The problem is there's a
huge philosophical gulf between the group of happily-paying annual FastMail members and the legacy "Member" users, and it's probably difficult to bridge that gap between those who feel that an e-mail address and account borders on being a basic right and those who feel that anything important is worth paying to get done properly. I'm not even saying that one philosophy is more correct than the other — merely that it's hard for one side to really understand where the other is coming from.
I believe you get what you pay for, and I consider e-mail far too important to me to not pay real money for it on a regular basis, as well as to have it set up in such a way that I'm not beholden to any one provider, regardless of how much money I'm giving them. I registered my own domain name back in 1998 — almost 20 years ago — to use as my primary email address. I've used at least a dozen different email providers in that time frame, and even gone back and forth between some a few times, but my address has never changed, and any policy changes by any one provider or another has never been anything more than a minor inconvenience.

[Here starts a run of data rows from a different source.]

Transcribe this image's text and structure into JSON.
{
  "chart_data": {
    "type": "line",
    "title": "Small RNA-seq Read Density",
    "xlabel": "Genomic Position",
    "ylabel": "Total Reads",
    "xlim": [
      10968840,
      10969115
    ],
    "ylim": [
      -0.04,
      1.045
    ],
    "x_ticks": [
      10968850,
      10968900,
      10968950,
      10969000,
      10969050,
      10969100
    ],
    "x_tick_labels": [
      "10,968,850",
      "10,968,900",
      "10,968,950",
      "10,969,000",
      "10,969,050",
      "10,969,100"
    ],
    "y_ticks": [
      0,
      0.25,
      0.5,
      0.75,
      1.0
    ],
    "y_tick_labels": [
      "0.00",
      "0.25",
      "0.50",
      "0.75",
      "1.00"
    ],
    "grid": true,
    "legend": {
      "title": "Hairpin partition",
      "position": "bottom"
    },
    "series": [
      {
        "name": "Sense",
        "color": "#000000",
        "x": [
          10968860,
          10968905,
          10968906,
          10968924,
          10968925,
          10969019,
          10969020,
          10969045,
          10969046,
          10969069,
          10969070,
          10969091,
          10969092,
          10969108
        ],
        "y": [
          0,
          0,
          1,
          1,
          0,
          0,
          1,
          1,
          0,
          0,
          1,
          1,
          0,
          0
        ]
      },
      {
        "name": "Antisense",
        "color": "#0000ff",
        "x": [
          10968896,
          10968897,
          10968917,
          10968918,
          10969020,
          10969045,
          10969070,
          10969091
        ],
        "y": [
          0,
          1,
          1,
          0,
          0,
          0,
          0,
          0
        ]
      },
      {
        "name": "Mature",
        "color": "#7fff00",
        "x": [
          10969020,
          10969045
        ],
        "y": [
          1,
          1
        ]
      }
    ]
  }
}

Of course, I don't expect everybody to think the way I did, and as I've expressed earlier in this thread, I really do sympathize with those folks who feel that FastMail made them a promise of a lifetime e-mail account back in 2002, however I can also see FastMail's perspective on this as well — I think there's a middle ground here to understand that 15 years is a lifetime in "Internet time" and things do change, and of course the very fact that FastMail is making a pretty generous offer here to either refund or convert "Member" accounts is a reasonable compromise on their end.